Driving into my mother’s yard, I see everyone standing around on the porch. Breathing is already difficult. I square my shoulders. This is going to hurt.
My mother has made his favorite dinner. There’s cake and balloons. His children flitter around in the spaces between. My stepfather is stoic. My brother is quiet. My mother is fragile. My sister is watching her husband and trying to lift the mood.
Addison is three and she jumbles her words. They tumble out as fast as her brain can think. I was frustrated with my lack of understanding. I plainly said “Addy, I’m so sorry, honey but I’m only catching every third word, I just can’t understand you.” She shugged off my frustrations.
Sitting quietly while we ate Boo’s favorite meal Bugga says “I really wish I could see my Daddy right now, I miss him”. I understood every word that precious three year old said.

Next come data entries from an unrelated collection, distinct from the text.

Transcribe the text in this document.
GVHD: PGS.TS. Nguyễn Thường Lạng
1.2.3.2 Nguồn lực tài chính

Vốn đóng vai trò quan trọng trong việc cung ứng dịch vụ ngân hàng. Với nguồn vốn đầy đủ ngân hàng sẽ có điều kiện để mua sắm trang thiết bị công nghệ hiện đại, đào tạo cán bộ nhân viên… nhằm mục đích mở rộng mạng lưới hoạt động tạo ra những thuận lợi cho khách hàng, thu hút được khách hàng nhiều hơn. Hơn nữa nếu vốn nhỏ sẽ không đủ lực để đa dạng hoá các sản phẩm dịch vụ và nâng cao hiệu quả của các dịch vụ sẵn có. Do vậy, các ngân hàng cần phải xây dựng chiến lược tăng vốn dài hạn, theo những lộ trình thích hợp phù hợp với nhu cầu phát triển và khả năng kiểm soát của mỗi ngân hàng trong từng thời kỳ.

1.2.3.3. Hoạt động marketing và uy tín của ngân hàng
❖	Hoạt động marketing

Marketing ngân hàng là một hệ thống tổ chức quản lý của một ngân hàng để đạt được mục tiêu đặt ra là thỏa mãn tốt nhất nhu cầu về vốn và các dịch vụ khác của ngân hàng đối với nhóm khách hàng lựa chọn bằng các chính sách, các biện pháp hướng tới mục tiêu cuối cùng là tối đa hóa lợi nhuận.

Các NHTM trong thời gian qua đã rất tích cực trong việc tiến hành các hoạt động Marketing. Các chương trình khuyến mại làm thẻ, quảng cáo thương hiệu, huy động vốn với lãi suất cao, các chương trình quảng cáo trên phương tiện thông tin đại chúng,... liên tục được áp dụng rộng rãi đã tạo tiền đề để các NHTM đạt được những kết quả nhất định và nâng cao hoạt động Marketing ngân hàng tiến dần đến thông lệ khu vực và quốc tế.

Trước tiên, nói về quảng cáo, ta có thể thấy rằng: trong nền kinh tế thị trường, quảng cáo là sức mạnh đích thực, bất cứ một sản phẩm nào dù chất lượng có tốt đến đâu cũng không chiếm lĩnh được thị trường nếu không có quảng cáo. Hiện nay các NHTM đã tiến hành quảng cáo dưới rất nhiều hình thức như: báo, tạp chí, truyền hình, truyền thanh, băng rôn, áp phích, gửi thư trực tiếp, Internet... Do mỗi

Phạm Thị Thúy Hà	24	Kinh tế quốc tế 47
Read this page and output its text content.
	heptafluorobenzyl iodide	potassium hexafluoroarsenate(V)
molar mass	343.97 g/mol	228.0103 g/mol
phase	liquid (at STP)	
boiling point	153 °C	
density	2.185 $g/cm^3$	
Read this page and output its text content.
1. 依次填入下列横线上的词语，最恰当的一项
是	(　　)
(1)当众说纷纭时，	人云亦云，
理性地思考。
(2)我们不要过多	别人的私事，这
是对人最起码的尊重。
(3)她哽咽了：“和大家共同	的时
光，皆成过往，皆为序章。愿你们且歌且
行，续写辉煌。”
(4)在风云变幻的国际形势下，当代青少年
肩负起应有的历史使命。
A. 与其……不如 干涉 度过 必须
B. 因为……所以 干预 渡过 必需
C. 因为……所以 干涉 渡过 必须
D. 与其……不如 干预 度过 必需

Haley Kate is ten. She understands far too much and her pain is buried deep inside. Instead of showing the pain we all feel, she grabs the lighter and lights the candles. She sings the loudest and brightest as the rest of us crumble. We sing happy birthday to my dead brother. Bugga and Haley Kate blow out the candles. We release balloons into the sky. Bugga informs us all that the balloons will find her Daddy, Haley Kate grabs her bike and rides after the balloons. She disappeared around the corner. I wanted to disappear with her.
Instead I get in my car and drive the 500 feet to my house. I just attended my dead brother’s birthday party. It was worse than I imagined.